Let's Dance Spring Program is customized to each dancer



Calypso Szyba, a participant in the Let's Dance Spring Program, practices her moves Wednesday for the upcoming show in Oak Creek on Saturday.


Tamara Bereznak, owner, director, producer and choreographer of Let's Dance in Oak Creek directs the practice of some of her youngest students on Wednesday.


Calypso Szyba, a participant in the Let's Dance Spring Program, rests after a practice Wednesday for the upcoming program in Oak Creek on Saturday.


Participants in the Let's Dance Spring Program practice their carousel routine Wednesday for the upcoming show in Oak Creek on Saturday.

— There is a lot involved in being a stage mom for the Let's Dance Spring Program.

"They're all backstage entertaining the 14 three-year-olds and getting them on stage when they need to be there, and giving them Cheerios," said Tamara Bereznak, owner, producer, director and choreographer of Let's Dance.

The spring performance will showcase Bereznak's students who range from 3-year-olds to women in their '60s. Each dancer will perform in two routines that embody two different styles of dance. Each piece in the show is tailored to the personalities of the dancers in each class.

"I wait a few weeks after class starts in the fall to get a feel of the students in the classroom," Bereznak said. "I have to get to know the kids and how they would portray a particular piece or characterization."
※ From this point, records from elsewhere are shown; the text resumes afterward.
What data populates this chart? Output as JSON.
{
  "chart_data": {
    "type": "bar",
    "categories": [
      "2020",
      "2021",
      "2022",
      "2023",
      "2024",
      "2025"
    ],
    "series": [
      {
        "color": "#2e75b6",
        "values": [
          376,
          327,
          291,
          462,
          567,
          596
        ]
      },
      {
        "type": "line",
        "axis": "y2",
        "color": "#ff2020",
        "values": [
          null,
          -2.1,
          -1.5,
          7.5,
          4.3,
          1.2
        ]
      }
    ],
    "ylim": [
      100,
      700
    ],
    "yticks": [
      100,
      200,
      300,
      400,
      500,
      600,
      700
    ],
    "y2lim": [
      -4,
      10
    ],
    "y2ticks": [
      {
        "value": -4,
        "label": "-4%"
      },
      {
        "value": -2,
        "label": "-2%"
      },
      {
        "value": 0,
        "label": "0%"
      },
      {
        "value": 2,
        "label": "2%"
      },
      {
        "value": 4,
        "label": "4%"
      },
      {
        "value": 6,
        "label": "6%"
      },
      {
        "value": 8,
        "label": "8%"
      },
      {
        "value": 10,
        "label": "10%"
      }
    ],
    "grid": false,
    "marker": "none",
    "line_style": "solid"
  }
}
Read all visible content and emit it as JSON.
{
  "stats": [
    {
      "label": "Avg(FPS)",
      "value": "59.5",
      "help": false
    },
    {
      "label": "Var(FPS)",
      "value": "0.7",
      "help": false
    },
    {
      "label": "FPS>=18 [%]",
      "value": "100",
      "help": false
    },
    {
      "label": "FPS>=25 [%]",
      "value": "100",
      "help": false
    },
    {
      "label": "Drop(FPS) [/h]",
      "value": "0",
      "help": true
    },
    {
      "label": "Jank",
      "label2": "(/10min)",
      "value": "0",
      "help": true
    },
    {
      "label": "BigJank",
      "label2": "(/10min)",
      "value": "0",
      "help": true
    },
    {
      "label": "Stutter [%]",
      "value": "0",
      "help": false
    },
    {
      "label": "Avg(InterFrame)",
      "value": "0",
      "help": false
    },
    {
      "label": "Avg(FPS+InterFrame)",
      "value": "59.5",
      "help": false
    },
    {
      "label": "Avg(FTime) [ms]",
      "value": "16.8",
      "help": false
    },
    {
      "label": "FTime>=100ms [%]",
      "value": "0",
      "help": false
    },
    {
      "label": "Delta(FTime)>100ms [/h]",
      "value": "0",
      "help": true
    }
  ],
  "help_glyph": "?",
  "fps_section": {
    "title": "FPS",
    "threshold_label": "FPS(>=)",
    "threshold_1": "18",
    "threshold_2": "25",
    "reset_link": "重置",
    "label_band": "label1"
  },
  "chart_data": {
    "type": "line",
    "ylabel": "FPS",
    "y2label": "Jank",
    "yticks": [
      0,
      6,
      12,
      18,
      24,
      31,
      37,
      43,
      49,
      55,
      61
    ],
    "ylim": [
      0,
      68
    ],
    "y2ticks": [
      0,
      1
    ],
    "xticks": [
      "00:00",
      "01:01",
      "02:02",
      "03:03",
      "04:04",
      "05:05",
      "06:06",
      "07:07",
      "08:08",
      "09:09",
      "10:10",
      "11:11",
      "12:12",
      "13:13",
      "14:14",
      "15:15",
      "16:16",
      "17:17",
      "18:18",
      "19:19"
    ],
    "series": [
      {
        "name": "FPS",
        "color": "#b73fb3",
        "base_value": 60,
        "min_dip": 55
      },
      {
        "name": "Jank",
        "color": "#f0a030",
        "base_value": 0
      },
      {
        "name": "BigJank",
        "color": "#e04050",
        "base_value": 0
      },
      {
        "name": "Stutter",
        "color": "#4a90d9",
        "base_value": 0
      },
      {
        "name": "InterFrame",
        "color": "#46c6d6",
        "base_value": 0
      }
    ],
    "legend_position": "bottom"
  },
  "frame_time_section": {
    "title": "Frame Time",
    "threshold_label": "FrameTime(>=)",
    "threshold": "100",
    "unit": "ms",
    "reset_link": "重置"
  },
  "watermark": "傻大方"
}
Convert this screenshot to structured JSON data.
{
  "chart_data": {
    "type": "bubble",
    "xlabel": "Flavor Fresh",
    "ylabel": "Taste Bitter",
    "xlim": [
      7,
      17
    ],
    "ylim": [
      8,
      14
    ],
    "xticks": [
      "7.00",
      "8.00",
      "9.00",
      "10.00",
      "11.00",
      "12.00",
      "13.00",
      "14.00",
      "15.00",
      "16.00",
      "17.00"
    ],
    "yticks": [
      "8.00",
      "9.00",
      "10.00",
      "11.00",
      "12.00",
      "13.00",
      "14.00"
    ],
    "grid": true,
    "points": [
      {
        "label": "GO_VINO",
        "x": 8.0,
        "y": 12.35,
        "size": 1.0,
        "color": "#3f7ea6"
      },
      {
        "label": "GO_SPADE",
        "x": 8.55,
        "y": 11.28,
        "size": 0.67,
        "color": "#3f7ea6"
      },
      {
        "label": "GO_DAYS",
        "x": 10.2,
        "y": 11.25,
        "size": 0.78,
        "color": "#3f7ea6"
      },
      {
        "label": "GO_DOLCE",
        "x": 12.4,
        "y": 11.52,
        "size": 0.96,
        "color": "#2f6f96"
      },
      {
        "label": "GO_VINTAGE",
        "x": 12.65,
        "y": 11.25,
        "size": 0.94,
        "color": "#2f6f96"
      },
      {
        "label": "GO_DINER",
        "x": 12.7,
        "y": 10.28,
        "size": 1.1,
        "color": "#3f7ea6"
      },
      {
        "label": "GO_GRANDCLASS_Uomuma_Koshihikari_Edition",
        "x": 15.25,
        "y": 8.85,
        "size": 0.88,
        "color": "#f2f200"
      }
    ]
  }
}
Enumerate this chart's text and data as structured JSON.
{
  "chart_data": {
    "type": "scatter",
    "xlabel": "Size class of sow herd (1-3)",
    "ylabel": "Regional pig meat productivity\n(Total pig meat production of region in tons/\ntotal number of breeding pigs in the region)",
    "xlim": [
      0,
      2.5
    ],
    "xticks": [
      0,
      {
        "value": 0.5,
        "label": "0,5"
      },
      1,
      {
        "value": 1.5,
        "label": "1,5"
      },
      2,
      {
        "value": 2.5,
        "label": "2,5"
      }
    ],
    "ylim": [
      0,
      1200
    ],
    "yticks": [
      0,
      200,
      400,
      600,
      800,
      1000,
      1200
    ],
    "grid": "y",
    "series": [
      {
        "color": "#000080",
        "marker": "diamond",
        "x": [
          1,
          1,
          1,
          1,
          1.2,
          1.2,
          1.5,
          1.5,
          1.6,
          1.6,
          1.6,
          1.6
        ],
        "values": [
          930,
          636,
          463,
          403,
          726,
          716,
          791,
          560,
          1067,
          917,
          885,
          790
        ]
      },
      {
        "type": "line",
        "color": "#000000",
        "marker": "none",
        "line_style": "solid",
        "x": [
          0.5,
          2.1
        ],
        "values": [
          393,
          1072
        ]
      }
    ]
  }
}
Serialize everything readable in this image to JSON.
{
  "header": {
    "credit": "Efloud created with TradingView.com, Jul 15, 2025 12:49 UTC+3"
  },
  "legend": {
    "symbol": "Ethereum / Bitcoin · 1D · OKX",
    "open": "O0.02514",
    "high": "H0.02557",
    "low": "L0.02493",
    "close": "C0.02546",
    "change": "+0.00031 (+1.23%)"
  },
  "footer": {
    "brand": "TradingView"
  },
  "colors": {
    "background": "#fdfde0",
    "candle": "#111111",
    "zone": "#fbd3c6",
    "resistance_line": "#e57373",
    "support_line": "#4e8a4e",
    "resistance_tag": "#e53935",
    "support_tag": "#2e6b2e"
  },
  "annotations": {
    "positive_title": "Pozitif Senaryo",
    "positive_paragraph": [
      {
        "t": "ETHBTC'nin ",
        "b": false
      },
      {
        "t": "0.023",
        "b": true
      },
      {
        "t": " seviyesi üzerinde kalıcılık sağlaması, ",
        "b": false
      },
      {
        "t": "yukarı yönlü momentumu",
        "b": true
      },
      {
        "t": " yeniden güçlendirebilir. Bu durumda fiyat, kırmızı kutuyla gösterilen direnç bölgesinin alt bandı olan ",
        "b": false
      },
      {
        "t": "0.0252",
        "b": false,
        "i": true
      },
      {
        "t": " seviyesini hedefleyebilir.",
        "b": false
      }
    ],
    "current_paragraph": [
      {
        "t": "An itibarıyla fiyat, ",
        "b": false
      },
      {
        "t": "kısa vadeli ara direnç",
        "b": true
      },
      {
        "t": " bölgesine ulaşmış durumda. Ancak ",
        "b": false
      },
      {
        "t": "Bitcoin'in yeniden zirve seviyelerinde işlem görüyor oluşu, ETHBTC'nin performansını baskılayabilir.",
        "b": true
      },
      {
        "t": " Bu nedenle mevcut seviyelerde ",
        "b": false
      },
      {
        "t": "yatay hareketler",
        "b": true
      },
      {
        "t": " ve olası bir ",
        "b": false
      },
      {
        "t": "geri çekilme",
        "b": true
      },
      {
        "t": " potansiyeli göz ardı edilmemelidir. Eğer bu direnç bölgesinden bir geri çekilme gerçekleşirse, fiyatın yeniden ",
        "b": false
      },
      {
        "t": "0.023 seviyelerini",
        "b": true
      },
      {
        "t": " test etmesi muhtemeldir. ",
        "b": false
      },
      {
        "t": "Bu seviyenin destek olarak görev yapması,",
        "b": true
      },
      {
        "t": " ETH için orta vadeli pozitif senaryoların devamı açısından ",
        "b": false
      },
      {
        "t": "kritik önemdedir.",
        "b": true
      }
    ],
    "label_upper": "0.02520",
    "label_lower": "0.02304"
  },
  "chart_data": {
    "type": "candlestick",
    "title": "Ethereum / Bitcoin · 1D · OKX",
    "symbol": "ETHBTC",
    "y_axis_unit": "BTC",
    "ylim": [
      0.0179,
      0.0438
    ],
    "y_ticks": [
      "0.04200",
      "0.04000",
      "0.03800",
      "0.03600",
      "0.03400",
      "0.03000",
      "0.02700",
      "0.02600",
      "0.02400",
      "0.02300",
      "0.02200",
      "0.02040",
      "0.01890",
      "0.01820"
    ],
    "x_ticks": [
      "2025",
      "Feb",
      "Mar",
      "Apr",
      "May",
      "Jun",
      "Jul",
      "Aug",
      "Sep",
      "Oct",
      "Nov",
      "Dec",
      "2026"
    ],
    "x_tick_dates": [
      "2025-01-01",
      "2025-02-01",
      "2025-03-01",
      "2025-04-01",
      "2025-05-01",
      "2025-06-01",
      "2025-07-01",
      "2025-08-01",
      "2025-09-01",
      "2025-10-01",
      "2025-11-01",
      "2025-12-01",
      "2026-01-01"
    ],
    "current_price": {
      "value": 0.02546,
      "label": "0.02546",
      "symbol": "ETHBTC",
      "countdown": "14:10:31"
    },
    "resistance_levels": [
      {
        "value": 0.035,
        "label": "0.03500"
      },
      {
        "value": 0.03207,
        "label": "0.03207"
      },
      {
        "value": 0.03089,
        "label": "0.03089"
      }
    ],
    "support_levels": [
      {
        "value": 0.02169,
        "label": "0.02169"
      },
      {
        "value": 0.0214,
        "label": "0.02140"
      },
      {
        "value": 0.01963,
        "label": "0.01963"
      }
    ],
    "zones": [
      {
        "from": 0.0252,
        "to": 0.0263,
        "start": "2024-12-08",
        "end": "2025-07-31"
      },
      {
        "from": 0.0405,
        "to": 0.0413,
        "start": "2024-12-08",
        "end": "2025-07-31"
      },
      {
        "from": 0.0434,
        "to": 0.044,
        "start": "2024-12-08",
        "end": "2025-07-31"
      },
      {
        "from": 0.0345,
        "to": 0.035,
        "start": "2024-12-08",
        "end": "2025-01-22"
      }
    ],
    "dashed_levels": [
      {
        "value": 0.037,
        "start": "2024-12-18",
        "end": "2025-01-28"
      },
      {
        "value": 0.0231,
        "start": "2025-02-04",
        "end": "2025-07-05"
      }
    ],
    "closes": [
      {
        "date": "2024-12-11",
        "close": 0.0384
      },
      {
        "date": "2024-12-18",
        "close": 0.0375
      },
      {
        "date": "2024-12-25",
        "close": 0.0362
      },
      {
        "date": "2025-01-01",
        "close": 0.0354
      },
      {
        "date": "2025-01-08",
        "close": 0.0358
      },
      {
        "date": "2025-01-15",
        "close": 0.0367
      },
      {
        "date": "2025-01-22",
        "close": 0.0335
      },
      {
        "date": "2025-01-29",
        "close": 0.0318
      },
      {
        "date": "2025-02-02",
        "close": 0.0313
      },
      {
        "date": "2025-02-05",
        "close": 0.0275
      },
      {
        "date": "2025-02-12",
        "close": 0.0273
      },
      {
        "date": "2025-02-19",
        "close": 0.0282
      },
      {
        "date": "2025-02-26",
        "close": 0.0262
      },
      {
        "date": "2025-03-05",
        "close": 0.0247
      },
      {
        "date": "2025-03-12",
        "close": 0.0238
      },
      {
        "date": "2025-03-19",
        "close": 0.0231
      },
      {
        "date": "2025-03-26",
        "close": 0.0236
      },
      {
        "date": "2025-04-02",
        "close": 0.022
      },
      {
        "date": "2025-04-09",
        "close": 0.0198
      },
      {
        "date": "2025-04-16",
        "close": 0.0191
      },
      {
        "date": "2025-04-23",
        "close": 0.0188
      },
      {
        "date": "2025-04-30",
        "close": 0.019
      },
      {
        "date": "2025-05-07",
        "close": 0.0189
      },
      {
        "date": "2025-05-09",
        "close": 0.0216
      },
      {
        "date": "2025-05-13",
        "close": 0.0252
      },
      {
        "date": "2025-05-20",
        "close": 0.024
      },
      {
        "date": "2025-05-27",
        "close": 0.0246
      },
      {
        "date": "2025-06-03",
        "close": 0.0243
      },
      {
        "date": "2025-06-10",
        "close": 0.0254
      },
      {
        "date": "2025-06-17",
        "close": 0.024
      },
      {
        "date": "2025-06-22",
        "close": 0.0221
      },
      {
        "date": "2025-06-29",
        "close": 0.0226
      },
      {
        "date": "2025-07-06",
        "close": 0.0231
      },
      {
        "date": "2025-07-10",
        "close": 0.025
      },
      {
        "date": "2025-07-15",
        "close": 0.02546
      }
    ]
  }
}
The music for each piece is chosen the same way.

"The 3-year-olds need Disney and the teens needed something very contemporary," Bereznak said. "They enjoy their music, and that's what I need to adjust to. There's going to be ballet flute to Shakira hip-hop."

Every year, grandparents fly in from out of state to see their grandchildren in a performance that will include tap, jazz, hip-hop, ballet and African dancing.

"You'd think all year round the kids are just fooling around and in their own little world," Bereznak said. "But when you put them on stage and they're smiling and doing it right and feeling it, then you think they really were listening."

Bereznak holds two dress rehearsals every year for the "newbies" and three-year-olds.

"The first dress rehearsal is a disaster," she said. "In the second one, they have the lights in their eyes with people actually watching them, and by the time the program comes around, they got it."

Bereznak's students never fail to instill a sense of pride in her.

"Sometimes I sit in my directing chair and cry because they are feeling it and are proud of what they're doing," she said. "It's great to be a positive influence in their lives and have them feel good about what they are doing and showing (in a performance) that is well attended. It makes me real proud of them."